Year of see-saw relations ends in thaw between India and Pakistan….writes Aadil Mir
Bilateral ties between neighbours Pakistan and India swung wildly in 2015 — from a breakdown in talks to resuming the interrupted dialogue at the highest level of government.
The year began on a chilly note when Zakiur Rehman Lakhvi, said to be mastermind of Mumbai terror attack, managed to secure bail after six years of incarceration.

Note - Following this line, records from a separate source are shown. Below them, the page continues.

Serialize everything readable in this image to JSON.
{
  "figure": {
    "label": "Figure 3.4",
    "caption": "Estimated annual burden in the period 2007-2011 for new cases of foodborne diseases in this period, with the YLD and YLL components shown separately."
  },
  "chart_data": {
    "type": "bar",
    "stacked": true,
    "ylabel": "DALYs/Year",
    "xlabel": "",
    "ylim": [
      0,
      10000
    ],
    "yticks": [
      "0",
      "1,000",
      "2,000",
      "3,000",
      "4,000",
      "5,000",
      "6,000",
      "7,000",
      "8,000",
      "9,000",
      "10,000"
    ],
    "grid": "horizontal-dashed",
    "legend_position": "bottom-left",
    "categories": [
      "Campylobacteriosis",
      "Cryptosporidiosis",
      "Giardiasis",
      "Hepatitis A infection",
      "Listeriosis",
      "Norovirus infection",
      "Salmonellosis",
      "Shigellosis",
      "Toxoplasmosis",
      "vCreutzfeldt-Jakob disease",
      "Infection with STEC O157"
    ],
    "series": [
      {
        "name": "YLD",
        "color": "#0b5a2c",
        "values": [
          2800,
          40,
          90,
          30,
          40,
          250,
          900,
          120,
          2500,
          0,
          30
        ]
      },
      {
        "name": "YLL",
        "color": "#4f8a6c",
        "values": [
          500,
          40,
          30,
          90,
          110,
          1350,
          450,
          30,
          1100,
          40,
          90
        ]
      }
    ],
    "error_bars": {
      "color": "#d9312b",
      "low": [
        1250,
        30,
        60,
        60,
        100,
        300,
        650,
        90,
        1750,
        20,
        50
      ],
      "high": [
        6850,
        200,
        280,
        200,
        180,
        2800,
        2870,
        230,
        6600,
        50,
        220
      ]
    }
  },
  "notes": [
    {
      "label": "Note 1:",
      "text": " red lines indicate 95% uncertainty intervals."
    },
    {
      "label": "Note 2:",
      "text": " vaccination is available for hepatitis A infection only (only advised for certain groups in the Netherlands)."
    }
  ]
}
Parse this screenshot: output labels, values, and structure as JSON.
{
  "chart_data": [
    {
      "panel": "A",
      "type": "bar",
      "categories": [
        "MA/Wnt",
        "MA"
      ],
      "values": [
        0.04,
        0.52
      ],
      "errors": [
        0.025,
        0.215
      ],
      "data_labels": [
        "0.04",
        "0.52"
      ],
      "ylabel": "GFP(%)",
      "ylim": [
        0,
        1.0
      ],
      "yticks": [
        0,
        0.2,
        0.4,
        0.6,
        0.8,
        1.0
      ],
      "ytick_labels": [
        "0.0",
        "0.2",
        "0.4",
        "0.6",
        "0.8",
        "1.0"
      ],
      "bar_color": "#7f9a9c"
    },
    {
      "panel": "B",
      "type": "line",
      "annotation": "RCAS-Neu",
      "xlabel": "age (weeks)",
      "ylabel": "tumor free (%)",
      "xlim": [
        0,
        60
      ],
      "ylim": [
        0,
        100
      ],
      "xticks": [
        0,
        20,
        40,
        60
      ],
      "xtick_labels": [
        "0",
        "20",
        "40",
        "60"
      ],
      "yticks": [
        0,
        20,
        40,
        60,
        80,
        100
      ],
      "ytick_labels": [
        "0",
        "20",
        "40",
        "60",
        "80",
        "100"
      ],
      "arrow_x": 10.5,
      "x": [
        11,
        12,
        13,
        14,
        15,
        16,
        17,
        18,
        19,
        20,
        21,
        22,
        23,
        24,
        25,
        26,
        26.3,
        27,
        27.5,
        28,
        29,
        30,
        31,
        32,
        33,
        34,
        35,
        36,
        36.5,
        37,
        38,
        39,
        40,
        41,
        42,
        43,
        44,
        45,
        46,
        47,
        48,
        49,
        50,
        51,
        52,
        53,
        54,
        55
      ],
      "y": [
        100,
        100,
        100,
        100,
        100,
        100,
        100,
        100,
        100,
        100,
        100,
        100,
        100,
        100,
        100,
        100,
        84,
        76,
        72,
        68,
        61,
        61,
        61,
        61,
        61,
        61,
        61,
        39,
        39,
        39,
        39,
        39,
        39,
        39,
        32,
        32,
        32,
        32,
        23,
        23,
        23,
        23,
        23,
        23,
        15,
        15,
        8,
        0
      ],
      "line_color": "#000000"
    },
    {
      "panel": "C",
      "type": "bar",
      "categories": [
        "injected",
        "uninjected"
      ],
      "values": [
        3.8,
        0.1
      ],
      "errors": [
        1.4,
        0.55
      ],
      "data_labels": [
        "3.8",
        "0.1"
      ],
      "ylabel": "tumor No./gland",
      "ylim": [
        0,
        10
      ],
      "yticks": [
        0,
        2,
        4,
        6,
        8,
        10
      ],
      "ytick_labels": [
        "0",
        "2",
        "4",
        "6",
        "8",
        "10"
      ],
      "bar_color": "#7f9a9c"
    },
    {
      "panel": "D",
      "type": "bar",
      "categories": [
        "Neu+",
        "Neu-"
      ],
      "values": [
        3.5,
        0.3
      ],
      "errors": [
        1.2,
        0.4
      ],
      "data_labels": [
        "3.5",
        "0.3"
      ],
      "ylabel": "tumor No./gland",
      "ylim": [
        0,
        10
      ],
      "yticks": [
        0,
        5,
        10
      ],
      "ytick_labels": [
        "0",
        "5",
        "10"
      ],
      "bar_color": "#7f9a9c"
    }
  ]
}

Since then, bilateral relations have been through ups and downs — more downs than ups.
But as the year drew to a close, there was a dramatic thaw in the frosty relations, with Indian Prime Minister Narendra Modi stopping over at Lahore, on his way home from Afghanistan, to meet Pakistan Prime Minister Nawaz Sharif on the latter’s birthday.
Earlier, the two south Asian leaders had had an impromptu meeting in Paris on November 30, on the sidelines of the Climate Summit.
The Paris meet was followed by the National Security Advisers of the two countries — Ajit Doval of India and Naseer Khan Janjua of Pakistan — holding talks in Bangkok on December 6.
Two days later, India’s External Affairs Minister Sushma Swaraj participated in the Heart of Asia conference in Islamabad where she also met the Pakistani prime minister’s Adviser on Foreign Affairs, Sartaj Aziz.
The conference turned out to be a game-changer for the two South Asian nuclear neighbours.
India and Pakistan agreed to a comprehensive bilateral dialogue, which had earlier got stalled.
The ties between the two countries hit turbulence this year when the Pakistan High Commission in New Delhi invited Hurriyat leaders for a reception on August 23 and Sartaj Aziz planned to separately meet Hurriyat Conference leader Syed Ali Shah Geelani, before his scheduled talks with Indian counterpart Ajit Doval.
But New Delhi rejected the move and, after a series of flip-flops, the curtains came down on proposed talks, a day before the then National Security Adviser Sartaj Aziz was due to land in New Delhi — with bitter accusations and acrimony marking the exchanges.
India said Pakistan was using firing at the Line of Control (LoC) and terror attacks to “run away from the talks” after Pakistan it of “concocting terror incidents and keeping the LoC hot”.
Sharif used the UN General Assembly platform to propose a four-step peace plan in October.
The Indian External Affairs Ministry, however, did not respond to Sharif’s proposal that was peppered with swipes at India for alleged rights violations, for firing at the LoC, and for rejecting the composite dialogue process agreed to in 1997.
On April 20, Pakistan and China signed 51 agreements for cooperation in diverse fields and visiting Chinese President Xi Jinping unveiled a $45-billion investment plan that was aimed to help Pakistan tackle its chronic energy crisis.
India voiced its concern over the proposal for a corridor which it said would pass through Pakistan-held Kashmir.
Apart from the diplomatic stand-off with its neighbour, Pakistan in 2015 was in the grip of terror attacks with hundreds of people, including women and children, being killed in various attacks, mostly led by Pakistan Taliban and its splinter groups.
Pakistani minority communities were the main targets of the extremists.
On June 15, the ongoing Pakistan Army operation “Zarb-e-Azb” (Sharp Strike) completed its first year with the military claiming success in the operation with nearly 3,000 militants killed while over 300 soldiers also lost their lives.
Also in 2015, according to Amnesty International, Pakistan hanged over 300 people on capital charges, mainly terrorism, with the latest hangings being of four terror convicted of killing over 150 people, mostly children, in an army-run public school in provincial capital of Khyber-Pakhtunkhwa, Peshawar.
Observors say that 2016 is likely to see major step up in exchanges between the two feuding neighbours, as the course had been set by Modi’s surprise visit to Lahore and the subsequent dovish statements issued by Sharif.